Corriere della Sera - La Lettura
La traversata dell’inverno alle origini di Seamus Heaney
La poesia di Seamus Heaney (19392013) tiene insieme, per un dono, il parlare dettagliatamente e in concreto dei suoi oggetti e l’alludere ad altro. Quando in Wintering Out (1972) perlustra la torba, la palude, il fango alluvionale, il poeta futuro premio Nobel sta continuando un suo personale scavo. È evidente e insieme insondabile il luogo di quello sprofondamento, di quello scandaglio, come lui dice. La stratificazione densa e materica in cui il poeta si cala è, per forza di cose, la lingua stessa.

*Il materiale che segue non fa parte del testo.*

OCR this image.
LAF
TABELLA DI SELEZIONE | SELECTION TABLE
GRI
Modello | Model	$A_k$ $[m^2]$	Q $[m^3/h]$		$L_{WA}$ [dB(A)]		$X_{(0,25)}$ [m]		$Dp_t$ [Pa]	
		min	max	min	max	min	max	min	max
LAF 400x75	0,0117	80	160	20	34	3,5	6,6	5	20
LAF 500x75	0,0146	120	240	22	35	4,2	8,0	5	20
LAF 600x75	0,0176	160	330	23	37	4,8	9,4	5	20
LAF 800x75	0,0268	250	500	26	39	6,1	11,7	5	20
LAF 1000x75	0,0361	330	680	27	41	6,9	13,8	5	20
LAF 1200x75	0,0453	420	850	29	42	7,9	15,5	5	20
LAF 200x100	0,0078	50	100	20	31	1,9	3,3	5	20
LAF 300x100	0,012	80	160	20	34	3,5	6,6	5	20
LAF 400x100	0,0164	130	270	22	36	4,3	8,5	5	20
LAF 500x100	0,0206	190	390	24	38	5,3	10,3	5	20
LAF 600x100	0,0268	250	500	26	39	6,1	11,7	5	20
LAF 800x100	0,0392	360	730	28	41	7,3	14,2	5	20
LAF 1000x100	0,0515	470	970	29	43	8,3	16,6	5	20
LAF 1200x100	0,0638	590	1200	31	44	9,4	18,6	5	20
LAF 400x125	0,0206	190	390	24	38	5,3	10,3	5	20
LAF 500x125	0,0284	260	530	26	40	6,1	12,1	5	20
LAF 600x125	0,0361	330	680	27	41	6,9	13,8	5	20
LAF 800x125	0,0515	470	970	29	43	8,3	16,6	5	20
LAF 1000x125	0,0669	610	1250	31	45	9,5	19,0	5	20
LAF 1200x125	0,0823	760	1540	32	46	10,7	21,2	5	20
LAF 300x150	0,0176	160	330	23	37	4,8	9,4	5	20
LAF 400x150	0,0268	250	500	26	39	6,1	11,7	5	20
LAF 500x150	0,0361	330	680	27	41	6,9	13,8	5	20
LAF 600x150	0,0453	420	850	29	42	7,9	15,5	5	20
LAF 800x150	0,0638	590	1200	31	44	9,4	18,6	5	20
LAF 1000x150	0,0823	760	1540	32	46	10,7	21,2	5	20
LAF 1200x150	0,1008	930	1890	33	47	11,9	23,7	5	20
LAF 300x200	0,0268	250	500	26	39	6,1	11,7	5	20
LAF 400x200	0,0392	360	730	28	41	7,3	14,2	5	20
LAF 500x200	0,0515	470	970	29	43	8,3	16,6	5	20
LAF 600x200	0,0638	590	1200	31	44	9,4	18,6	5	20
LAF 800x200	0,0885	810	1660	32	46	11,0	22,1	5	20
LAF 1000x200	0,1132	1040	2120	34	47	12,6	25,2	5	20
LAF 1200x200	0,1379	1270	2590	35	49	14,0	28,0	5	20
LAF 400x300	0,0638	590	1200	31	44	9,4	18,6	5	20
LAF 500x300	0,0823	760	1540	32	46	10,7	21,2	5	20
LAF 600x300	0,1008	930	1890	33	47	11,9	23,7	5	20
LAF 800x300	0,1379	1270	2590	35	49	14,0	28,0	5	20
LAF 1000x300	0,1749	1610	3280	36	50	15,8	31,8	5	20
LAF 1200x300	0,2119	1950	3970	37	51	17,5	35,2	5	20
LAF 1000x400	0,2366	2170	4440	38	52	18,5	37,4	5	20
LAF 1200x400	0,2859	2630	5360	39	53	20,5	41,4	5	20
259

Ma essa evita di rinchiudersi in sé, di essere l’oggetto di una metafora.
La parola di questa terza, storica raccolta di Heaney, appunto Traversare
l’inverno (ora ritradotta interamente da
Marco Sonzogni e pubblicata da Gabriele Capelli Editore, dopo la scelta inclusa nel «Meridiano» Mondadori delle Poesie), è tutta dedita a percorrere, varcare. L’inverno, la foschia, le cose sono oggetto in sé e insieme discorso figurato. L’uomo fossile della torbiera riemerge, porta alla luce il suo travaglio (che forse allude a quello dell’Irlanda del Nord, anche se il ritrovamento ha luogo in Danimarca).
Il poeta indugia nel punto in cui la lingua (vera, sottile protagonista del libro) è rugosa. Misurare l’estensione di ciò che è tattile e visibile significa anche mappare il suo continuo sfuggire alla comprensione. Ciò che è qui e così è anche il cuore dell’enigma.